The Canberra Raiders stated that “we won’t be commenting on player vaccination rates”, whilst the New Zealand Warriors said that player vaccination rates “is not information we will make available”.
 
At least these two clubs have some understanding of privacy laws.
 
AFL and NRL players are young, fit and healthy men. They are generally at no risk of developing severe illness, requiring hospitalisation or dying from COVID-19.
 
According to Stanford University Professor John Ioannidis, the infection fatality rate (IFR) for those aged 20-29 is 0.014%, and for those aged 30-39, it is 0.031%. In other words, players aged 20-29 have a survival rate of 99.986%, whilst those aged 30-39 have a survival rate of 99.969%.
 
To put this into perspective, all of these players have more chance of dying in a car accident than they do of dying from COVID-19. Should they be banned from driving too?
 
The NRL and AFL have sold their souls to medical fascism. They are participating in medical apartheid, and for that, they should be truly ashamed.
 
Players, like everyone else in society, have the right to choose what they put into their bodies, and they, like everyone else, should not lose their jobs, incomes and careers because of that choice.
 
This is especially true for a product with no long-term safety data, and more reported deaths from this one vaccine than all other vaccines in the past 30 years, as shown by the Vaccine Adverse Events Reporting System (VAERS) in the US.
 
It’s time to wake up Australia.

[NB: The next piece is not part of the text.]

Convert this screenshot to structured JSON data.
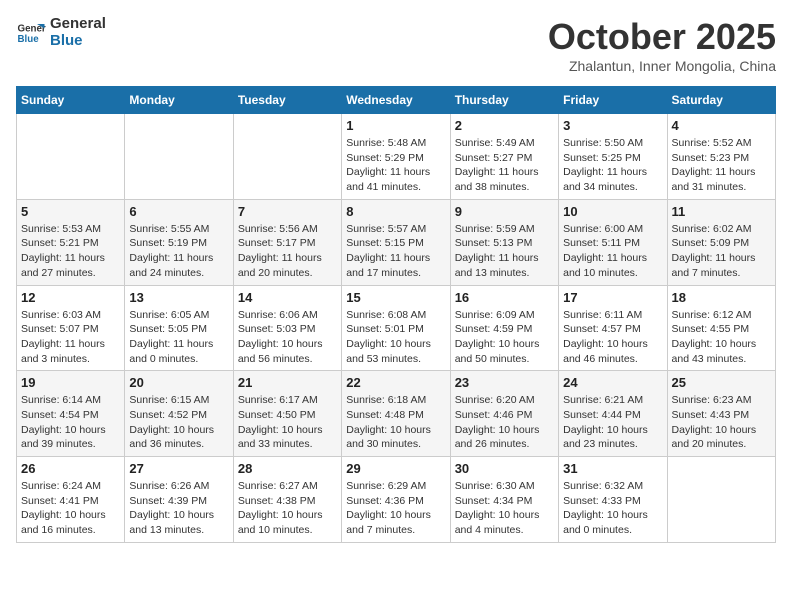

We are being run by totalitarian governments and organisations that have no regard for an individual’s health or safety.
 
There are already reports surfacing of athletes suffering from cardiac arrest and death in other countries following vaccination. With myocarditis presenting at alarming rates in younger males, are we going to see our sporting stars suffering from heart issues whilst training or playing?
 
To the AFL, NRL and other sporting codes, and to all of the players and officials, you have the power to stop this discrimination and segregation. You are role models for many young men and women in this country. They look up to you. Many follow your every move.
 
It’s not too late. Do the right thing and say no to medical apartheid. Not only for yourselves, but for the entire country.